Снег колкий, бьет по щекам. Снежинки маленькими ножичками врезаются в кожу, так и поранить могут. Ветер сбивает с ног, хочет, чтобы Игорь пал ниц перед стихией, покорился ей, признал ее силу. Ветер неутомим. Снег неумолим. Все вокруг кружится. Еще немного, и в воздух поднимется сарай, Игорь, изба, лес. Получится сказочка про Элли на северный лад. Улетит изба за тридевять земель, вот только никакого Изумрудного города там не окажется. И никакой дорожки, вымощенной желтым кирпичом. Просто рухнет где-нибудь посреди непролазных лесов и от удара об землю развалится.

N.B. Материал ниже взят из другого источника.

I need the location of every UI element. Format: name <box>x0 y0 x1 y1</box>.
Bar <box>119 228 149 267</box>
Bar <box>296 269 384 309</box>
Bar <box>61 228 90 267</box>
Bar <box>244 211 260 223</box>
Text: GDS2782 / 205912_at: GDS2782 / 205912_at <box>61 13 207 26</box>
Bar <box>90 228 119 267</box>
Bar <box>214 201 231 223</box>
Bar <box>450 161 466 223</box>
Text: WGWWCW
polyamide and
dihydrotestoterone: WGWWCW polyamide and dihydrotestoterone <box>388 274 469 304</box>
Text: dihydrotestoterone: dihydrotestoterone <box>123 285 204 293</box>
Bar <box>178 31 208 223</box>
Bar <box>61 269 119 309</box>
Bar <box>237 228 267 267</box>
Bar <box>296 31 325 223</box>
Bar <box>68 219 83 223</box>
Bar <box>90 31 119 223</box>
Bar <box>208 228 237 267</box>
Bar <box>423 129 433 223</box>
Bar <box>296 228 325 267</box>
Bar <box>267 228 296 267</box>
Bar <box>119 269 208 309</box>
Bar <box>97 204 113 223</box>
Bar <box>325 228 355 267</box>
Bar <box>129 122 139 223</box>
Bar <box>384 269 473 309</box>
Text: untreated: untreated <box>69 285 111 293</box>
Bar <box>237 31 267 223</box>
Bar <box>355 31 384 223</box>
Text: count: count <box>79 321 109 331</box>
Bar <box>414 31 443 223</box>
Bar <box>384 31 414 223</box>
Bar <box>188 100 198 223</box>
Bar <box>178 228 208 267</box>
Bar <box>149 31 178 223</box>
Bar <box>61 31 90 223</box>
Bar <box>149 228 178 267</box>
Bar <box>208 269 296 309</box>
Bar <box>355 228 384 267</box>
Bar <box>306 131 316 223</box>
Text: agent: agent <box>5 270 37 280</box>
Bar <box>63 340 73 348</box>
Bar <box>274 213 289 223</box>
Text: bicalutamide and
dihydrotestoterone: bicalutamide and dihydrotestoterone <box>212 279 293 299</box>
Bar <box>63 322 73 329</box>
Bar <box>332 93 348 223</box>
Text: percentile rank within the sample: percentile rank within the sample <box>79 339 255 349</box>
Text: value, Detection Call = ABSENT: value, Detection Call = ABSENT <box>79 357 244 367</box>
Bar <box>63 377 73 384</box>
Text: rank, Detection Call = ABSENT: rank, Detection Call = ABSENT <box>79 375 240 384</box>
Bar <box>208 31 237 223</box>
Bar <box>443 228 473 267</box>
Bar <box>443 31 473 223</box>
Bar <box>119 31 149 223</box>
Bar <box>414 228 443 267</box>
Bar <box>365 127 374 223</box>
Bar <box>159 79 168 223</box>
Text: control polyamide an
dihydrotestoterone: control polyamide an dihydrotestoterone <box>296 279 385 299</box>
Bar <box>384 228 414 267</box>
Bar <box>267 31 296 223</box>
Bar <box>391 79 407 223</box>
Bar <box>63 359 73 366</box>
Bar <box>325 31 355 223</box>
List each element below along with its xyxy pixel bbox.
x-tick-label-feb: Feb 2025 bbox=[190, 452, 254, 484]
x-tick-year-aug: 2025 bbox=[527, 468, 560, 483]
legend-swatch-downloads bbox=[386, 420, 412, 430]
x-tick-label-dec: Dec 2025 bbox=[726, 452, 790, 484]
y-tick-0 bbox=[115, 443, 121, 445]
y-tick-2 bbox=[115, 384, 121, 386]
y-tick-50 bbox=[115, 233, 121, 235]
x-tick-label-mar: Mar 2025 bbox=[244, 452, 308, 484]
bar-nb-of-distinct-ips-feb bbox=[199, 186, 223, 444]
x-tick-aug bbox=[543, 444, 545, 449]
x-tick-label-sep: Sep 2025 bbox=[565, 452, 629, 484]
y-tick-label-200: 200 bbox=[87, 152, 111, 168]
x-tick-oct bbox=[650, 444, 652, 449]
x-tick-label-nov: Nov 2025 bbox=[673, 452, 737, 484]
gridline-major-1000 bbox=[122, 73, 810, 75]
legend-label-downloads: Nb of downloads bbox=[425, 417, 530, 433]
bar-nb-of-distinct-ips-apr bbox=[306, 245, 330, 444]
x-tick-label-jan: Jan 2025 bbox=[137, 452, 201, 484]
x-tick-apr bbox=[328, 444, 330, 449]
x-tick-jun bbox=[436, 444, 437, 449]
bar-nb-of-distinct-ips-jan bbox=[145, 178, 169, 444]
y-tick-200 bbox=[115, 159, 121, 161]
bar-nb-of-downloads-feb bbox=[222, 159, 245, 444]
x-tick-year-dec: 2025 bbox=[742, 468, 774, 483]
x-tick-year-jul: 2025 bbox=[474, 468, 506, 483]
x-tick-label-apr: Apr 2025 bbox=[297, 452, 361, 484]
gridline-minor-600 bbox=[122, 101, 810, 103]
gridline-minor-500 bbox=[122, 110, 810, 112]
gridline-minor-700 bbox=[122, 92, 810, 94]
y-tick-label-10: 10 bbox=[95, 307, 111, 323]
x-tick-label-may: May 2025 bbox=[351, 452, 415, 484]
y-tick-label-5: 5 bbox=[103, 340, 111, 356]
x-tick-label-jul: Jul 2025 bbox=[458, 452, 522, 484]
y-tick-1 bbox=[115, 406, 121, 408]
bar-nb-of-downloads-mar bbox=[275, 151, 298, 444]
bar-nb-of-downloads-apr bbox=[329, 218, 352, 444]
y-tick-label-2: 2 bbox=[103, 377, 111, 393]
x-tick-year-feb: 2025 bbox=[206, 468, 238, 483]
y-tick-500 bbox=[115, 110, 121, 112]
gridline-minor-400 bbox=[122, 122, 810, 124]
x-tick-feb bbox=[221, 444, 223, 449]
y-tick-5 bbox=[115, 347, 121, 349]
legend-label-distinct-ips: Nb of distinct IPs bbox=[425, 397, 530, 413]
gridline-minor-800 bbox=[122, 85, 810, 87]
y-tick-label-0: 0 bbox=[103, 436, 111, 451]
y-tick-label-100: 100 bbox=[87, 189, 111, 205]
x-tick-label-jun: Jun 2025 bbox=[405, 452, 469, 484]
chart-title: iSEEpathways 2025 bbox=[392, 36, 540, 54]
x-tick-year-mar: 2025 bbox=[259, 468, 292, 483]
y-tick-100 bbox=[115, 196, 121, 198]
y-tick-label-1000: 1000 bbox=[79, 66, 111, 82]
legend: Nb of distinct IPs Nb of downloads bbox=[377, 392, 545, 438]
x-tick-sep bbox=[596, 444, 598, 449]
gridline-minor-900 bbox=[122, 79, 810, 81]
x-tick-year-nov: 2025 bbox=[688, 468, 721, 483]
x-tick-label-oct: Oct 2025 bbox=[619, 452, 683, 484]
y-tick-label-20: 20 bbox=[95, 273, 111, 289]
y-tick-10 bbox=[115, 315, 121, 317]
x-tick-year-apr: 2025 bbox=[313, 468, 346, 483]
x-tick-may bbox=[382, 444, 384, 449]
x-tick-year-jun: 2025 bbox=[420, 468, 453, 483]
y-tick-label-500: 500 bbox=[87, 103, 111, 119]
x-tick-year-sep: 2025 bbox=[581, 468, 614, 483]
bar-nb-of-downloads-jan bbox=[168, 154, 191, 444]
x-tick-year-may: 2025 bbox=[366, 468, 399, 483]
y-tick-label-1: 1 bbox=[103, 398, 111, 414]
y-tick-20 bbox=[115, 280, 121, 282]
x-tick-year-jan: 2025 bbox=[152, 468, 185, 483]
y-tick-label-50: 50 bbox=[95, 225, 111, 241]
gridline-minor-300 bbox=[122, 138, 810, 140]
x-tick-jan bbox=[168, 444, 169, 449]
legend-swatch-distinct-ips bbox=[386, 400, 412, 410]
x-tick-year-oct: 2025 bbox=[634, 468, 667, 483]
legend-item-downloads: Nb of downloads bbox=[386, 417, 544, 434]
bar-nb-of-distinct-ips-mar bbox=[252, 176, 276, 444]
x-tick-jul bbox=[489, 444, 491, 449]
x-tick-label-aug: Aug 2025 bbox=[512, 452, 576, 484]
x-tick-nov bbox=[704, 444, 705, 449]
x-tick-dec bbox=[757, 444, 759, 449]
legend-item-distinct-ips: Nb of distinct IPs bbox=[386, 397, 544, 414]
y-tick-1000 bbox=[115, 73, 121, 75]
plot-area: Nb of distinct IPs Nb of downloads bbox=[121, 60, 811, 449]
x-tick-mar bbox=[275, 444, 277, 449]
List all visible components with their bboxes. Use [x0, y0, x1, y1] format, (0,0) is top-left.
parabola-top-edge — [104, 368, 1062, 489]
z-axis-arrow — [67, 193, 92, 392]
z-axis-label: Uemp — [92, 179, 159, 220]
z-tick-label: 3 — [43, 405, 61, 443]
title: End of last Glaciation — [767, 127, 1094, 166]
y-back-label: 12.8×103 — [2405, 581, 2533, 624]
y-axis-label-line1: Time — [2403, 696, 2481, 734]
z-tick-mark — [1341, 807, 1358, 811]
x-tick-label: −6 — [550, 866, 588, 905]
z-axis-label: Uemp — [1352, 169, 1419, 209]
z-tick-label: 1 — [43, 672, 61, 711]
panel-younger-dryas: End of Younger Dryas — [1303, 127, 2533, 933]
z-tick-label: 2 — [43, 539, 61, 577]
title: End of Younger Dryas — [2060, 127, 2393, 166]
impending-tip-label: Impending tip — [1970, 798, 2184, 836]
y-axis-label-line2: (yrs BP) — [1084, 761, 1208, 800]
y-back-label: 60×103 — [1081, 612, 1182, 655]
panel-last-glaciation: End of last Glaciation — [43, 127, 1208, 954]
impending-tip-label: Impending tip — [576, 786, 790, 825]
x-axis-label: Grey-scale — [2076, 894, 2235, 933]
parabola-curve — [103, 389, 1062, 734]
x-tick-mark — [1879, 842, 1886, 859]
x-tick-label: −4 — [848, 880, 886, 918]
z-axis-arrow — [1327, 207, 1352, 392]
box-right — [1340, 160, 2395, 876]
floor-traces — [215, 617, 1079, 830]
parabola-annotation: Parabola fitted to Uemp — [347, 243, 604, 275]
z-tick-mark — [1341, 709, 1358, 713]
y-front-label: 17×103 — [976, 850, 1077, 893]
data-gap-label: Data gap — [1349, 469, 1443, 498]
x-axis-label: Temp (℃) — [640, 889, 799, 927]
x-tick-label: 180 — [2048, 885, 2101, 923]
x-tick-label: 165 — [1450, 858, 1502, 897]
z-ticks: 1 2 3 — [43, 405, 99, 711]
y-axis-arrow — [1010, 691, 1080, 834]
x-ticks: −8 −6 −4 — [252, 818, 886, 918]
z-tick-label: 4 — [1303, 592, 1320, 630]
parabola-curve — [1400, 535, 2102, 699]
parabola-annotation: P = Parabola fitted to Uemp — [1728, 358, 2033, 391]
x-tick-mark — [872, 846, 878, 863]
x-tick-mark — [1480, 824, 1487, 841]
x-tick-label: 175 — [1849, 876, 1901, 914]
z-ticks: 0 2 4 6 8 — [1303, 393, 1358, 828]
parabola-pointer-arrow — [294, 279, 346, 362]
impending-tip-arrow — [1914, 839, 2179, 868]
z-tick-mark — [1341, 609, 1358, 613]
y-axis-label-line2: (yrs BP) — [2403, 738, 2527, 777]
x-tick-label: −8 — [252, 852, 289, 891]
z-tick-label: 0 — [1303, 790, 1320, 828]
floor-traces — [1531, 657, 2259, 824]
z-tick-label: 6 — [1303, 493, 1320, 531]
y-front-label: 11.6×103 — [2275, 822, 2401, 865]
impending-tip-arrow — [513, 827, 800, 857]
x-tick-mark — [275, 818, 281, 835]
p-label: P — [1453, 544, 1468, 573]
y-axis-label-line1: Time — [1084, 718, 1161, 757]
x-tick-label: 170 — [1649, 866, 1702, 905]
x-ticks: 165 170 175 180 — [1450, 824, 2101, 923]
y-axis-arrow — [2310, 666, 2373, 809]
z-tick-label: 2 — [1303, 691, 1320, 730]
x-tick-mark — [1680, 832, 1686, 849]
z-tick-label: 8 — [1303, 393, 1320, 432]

Вот и сказочке конец.
Игорь выставил перед собой руку, защищаясь от ветра и снега. Но метель залезала под куртку, щекотала ребра. У, противная! Насилу Игорь пробрался сквозь столпы снега в сарай, набрал дров, да побольше.
На обратном пути ветер толкал его в спину, подгоняя смельчака, рискнувшего сунуться в саму метель и пройти сквозь нее. Такому дерзкому можно и помочь немного.
«Только смотри не упади! Вот я еще тебя подтолкну. Эй! Ну что ж ты! Держись на ногах крепче!»
Огонь пожирал дрова, те приятно трещали от предсмертного удовольствия. Уже через час в избе стало достаточно жарко для того, чтобы снег, проникший внутрь, разомлел и растаял. Зиял теперь посреди избы огромной лужей.
Игорь выругался: не догадался повыбросить снег на улицу. Всего-то с десяток взмахов лопатой. Теперь не дом, а озеро какое-то. Хоть резиновые сапоги натягивай. Ольгу бы заставить пол вытереть, тряпкой поелозить, от разомлевших сугробов окончательно избавиться. Да Ольга без памяти, в бреду. До половых ли ей тряпок, до сугробов ли.
Игорь пощупал ее лоб: горячий. Тут и без градусника ясно: температура высокая. Под тридцать девять, не меньше.
– Пить, – простонала Ольга.
Игорь чуть помешкал, но принес ей стакан воды. Задумался: в рот ей воду влить или сама справится? Оставил стакан возле кровати. Пусть сама за собой ухаживает. Он ей не сиделка.
Прижался к печи: теперь и самому нужно как следует прогреться. Разомлел, задумался: стоит ли об Ольге заботиться?
Больные его всегда раздражали, хотя по-настоящему больной он застал лишь бабку. Та хворала невыносимо: охала на весь дом, сморкалась так, что соседи стучали по батареям, кашляла так, что Игорь подскакивал на кровати. Каждый день вызывала скорую, мучила медсестер и медбратьев мнимыми болячками, всегда смертельными, по мнению самой бабки. Заваливалась в кровать под три одеяла даже с температурой тридцать шесть и восемь, заставляла Игоря выносить утку (о да, у нее имелась больничная утка), готовить горячий бульон, таскать ей таблетки и дежурить по ночам возле постели.